Results of this test can be submitted to the OFA (Orthopedic Foundation for Animals)
Italian Greyhound Health Panel
$105 per animal
Progressive retinal atrophy (PRA) is a genetic disease characterized by progressive degeneration of the photoreceptors in the retina that leads to blindness. There is no treatment for PRA. The incidence of PRA in Italian Greyhounds is 2-4% and it is usually diagnosed at 1 to 14 years of age (6.5 years average). Recent discoveries by University of California, Davis canine researchers Dr. Niels Pedersen and Hongwei Liu identified mutations in 5 loci that are associated with susceptibility to 90% of the PRA in Italian Greyhounds. This form of PRA, designated as PRA-IG1, can be subdivided into 3 subtypes (PRA-IG1a, 1b, and 1c) based on risk genotypes. PRA-IG1a is associated with allele (a) at the major locus that is solely responsible for blindness when in a homozygous state (aa). PRA-IG1b occurs when this allele is in the heterozygous state (Aa) and associated with alleles b and c.

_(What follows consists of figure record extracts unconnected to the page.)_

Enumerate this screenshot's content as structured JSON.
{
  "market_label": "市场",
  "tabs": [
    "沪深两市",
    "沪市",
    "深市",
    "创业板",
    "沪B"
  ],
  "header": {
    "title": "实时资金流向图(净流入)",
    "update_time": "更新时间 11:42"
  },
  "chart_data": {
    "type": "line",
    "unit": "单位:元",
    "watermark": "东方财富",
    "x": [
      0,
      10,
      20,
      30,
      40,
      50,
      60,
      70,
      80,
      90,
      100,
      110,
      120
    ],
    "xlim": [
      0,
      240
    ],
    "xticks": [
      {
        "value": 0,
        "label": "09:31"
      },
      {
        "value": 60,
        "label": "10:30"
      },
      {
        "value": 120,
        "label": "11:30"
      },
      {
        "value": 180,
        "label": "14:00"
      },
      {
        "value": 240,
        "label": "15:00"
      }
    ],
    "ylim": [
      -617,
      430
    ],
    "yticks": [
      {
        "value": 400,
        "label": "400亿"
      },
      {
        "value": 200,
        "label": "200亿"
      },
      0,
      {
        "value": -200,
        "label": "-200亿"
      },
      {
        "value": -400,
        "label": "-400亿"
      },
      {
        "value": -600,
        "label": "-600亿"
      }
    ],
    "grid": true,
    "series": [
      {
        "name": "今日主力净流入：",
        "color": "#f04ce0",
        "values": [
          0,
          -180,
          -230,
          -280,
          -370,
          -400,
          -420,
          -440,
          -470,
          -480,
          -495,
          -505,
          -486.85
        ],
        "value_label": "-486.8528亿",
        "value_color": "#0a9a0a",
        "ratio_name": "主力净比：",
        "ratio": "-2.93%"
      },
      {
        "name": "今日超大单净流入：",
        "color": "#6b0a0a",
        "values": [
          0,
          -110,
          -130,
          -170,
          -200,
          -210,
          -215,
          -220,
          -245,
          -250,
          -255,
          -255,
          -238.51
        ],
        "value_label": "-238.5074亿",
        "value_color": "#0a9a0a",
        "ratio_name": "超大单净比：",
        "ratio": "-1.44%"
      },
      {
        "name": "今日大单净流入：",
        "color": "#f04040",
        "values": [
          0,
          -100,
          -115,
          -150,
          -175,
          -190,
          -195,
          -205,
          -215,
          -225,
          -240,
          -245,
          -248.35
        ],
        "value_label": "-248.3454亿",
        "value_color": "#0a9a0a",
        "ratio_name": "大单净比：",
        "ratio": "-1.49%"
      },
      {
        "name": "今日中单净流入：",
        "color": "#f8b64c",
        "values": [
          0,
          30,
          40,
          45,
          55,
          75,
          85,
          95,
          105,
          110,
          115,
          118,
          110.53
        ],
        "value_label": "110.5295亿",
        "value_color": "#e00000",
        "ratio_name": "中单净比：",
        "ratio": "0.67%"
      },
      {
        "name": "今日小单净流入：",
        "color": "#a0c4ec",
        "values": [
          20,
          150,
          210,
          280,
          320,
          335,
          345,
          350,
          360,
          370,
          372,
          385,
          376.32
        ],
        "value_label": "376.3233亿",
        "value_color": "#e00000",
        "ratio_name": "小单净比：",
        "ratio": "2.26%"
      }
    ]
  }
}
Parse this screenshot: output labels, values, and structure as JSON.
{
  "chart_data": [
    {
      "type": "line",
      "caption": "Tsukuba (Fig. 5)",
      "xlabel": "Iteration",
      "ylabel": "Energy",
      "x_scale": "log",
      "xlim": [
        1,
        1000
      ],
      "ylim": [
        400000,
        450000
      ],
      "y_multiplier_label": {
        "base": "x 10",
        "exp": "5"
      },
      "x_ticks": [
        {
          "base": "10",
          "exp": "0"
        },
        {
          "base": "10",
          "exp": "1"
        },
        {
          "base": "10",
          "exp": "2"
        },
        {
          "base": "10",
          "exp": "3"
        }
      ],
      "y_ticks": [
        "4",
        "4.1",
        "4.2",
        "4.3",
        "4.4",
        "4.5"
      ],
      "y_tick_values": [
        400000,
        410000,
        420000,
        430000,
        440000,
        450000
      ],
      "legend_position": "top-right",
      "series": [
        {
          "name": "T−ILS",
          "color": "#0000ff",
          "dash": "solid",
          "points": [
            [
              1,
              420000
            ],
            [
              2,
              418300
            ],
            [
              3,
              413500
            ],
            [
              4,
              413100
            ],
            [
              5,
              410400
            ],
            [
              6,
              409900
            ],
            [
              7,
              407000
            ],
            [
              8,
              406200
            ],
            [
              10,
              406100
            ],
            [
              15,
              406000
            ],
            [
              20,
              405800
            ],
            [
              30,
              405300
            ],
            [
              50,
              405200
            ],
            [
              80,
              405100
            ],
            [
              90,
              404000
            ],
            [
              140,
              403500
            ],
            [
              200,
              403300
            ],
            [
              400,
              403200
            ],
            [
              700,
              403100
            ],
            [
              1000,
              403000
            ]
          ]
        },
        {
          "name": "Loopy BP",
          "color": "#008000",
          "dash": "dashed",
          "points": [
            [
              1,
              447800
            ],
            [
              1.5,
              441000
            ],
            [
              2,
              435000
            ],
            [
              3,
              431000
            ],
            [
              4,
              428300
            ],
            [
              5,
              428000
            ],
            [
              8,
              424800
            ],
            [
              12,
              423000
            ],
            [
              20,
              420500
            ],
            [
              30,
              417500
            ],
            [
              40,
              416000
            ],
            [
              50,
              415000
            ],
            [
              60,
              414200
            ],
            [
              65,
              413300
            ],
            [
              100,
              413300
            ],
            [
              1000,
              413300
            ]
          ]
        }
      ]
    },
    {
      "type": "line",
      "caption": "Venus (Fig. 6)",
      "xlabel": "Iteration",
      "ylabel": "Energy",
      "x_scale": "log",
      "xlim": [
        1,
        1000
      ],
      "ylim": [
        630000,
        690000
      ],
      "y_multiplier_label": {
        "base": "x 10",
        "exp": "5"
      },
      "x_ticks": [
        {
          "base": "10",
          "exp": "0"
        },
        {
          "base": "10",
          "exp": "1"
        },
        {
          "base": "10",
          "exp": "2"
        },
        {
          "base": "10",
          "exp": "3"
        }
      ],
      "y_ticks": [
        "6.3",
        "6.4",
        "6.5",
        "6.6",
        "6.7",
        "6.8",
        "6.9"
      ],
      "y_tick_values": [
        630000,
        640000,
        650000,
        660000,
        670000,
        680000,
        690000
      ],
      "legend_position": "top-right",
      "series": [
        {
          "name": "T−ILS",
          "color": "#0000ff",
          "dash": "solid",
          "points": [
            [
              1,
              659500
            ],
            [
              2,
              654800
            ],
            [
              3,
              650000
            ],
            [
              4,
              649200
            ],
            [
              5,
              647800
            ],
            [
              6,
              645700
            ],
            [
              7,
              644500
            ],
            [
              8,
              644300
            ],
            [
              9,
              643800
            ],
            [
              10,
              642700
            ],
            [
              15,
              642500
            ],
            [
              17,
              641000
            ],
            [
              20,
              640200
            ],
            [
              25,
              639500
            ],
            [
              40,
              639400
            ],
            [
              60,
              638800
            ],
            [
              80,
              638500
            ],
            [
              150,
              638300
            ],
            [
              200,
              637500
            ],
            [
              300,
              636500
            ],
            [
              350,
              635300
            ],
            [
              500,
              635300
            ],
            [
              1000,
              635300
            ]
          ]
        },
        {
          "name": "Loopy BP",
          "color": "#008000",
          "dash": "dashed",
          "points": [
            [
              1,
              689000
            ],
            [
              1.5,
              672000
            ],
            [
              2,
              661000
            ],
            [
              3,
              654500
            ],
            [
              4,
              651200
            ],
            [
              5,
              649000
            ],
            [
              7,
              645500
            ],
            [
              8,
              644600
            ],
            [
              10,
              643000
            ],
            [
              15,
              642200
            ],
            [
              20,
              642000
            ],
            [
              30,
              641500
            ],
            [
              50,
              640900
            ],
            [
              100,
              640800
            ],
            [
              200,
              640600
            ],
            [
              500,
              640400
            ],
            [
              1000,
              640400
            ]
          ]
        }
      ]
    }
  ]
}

PRA-IG1c involves alleles a, d, and e loci in various combinations. PRA-IG1a comprises 42% of PRA cases in the breed, PRA-IG1b 29%, and PRA-IG1c 20%. The frequency of the PRA-risk alleles in the general population is shown in the following table:
Frequency of the normal and PRA-risk alleles in healthy Italian Greyhounds
Locus |
A |
B |
C |
D |
E |
---|---|---|---|---|---|
PRA-risk allele |
12% |
30% |
19% |
9% |
25% |
Normal allele |
88% |
70% |
81% |
91% |
75% |
Total dogs tested |
300 |
299 |
300 |
146 |
142 |
Based on this research, Italian Greyhounds are 30 times more likely to develop PRA-IG1 if they have either 2 copies of the mutation at the major locus (aa) or 2 copies of the mutation at minor locus D (dd). Italian Greyhounds are 9 times more likely if they have 1 copy of the mutation at the major locus and at least 1 copy of mutations at minor loci b and c (Aa/ b-/c- genotype). Italian Greyhounds are 5 times more likely to develop PRA if they have 1 copy of the mutation at the major locus and at least 1 copy of mutations at minor loci d and e (Aa/ d-/e- genotype). Matings between dogs with AA genotype (and without “d” variant) will yield low risk offspring. Breeders should avoid mating any dogs that will produce puppies with PRA-susceptible genotypes.
Testing to identify Italian Greyhounds at higher risk of PRA-IG1 assists breeders to select mating pairs that avoid producing puppies with higher risk to develop this form of PRA. This test can be used to confirm the diagnosis of this form of PRA.